Capital punishment and the Eighth Amendment
The defendants in each of the five cases urged the Court to go farther than it had in
Furman by holding once and for all that capital punishment was cruel and unusual punishment that violated the Eighth Amendment. However the Court responded that "The most marked indication of society's endorsement of the death penalty for murder is the legislative response to
Furman." Both Congress and 35 states had complied with the Court's dictates in
Furman by either specifying factors to be weighed and procedures to be followed when imposing a death sentence, or dictating that the death penalty would be mandatory for specific crimes. Furthermore, a
referendum in California had overturned the California Supreme Court's earlier decision (
California v. Anderson) holding that the death penalty violated the
California constitution. The fact that juries remained willing to impose the death penalty also contributed to the Court's conclusion that American society did not believe in 1976 that the death penalty was in all circumstances a cruel and unusual punishment.
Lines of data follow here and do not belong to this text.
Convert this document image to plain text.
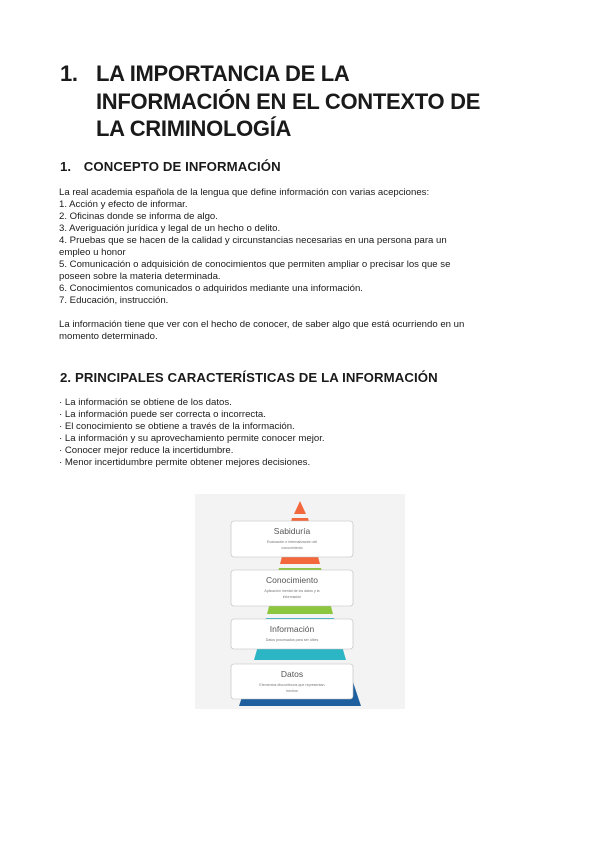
1. LA IMPORTANCIA DE LA
INFORMACIÓN EN EL CONTEXTO DE
LA CRIMINOLOGÍA
1. CONCEPTO DE INFORMACIÓN
La real academia española de la lengua que define información con varias acepciones:
1. Acción y efecto de informar.
2. Oficinas donde se informa de algo.
3. Averiguación jurídica y legal de un hecho o delito.
4. Pruebas que se hacen de la calidad y circunstancias necesarias en una persona para un
empleo u honor
5. Comunicación o adquisición de conocimientos que permiten ampliar o precisar los que se
poseen sobre la materia determinada.
6. Conocimientos comunicados o adquiridos mediante una información.
7. Educación, instrucción.
La información tiene que ver con el hecho de conocer, de saber algo que está ocurriendo en un
momento determinado.
2. PRINCIPALES CARACTERÍSTICAS DE LA INFORMACIÓN
· La información se obtiene de los datos.
· La información puede ser correcta o incorrecta.
· El conocimiento se obtiene a través de la información.
· La información y su aprovechamiento permite conocer mejor.
· Conocer mejor reduce la incertidumbre.
· Menor incertidumbre permite obtener mejores decisiones.
Sabiduría
Conocimiento
Información
Datos
Evaluación e internalización del
conocimiento
Aplicación mental de los datos y la
información
Datos procesados para ser útiles
Elementos discontinuos que representan
hechos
The Court also found that the death penalty "comports with the basic concept of human dignity at the core of the [Eighth] Amendment". The death penalty serves two principal social purposes—retribution and deterrence. "In part, capital punishment is an expression of society's moral outrage at particularly offensive conduct". But this outrage must be expressed in an ordered fashion, for America is a society of laws. Retribution is consistent with human dignity, because society believes that "certain crimes are themselves so grievous an affront to humanity that the only adequate response may be the penalty of death". And although it is difficult to determine statistically how much crime the death penalty actually deters, the Court found that in 1976 there was "no convincing empirical evidence" supporting either the view that the death penalty is an effective deterrent to crime or the opposite view. Still, the Court could not completely discount the possibility that for certain "carefully contemplated murderers", "the possible penalty of death may well enter into the cold calculus that precedes the decision to act".
Finally, the Court considered whether the death penalty is "disproportionate in relation to the crime for which it is imposed". Although death is severe and irrevocable, the Court could not say that death was always disproportionate to the crime of deliberately taking human life. "It is an extreme sanction, suitable to the most extreme of crimes".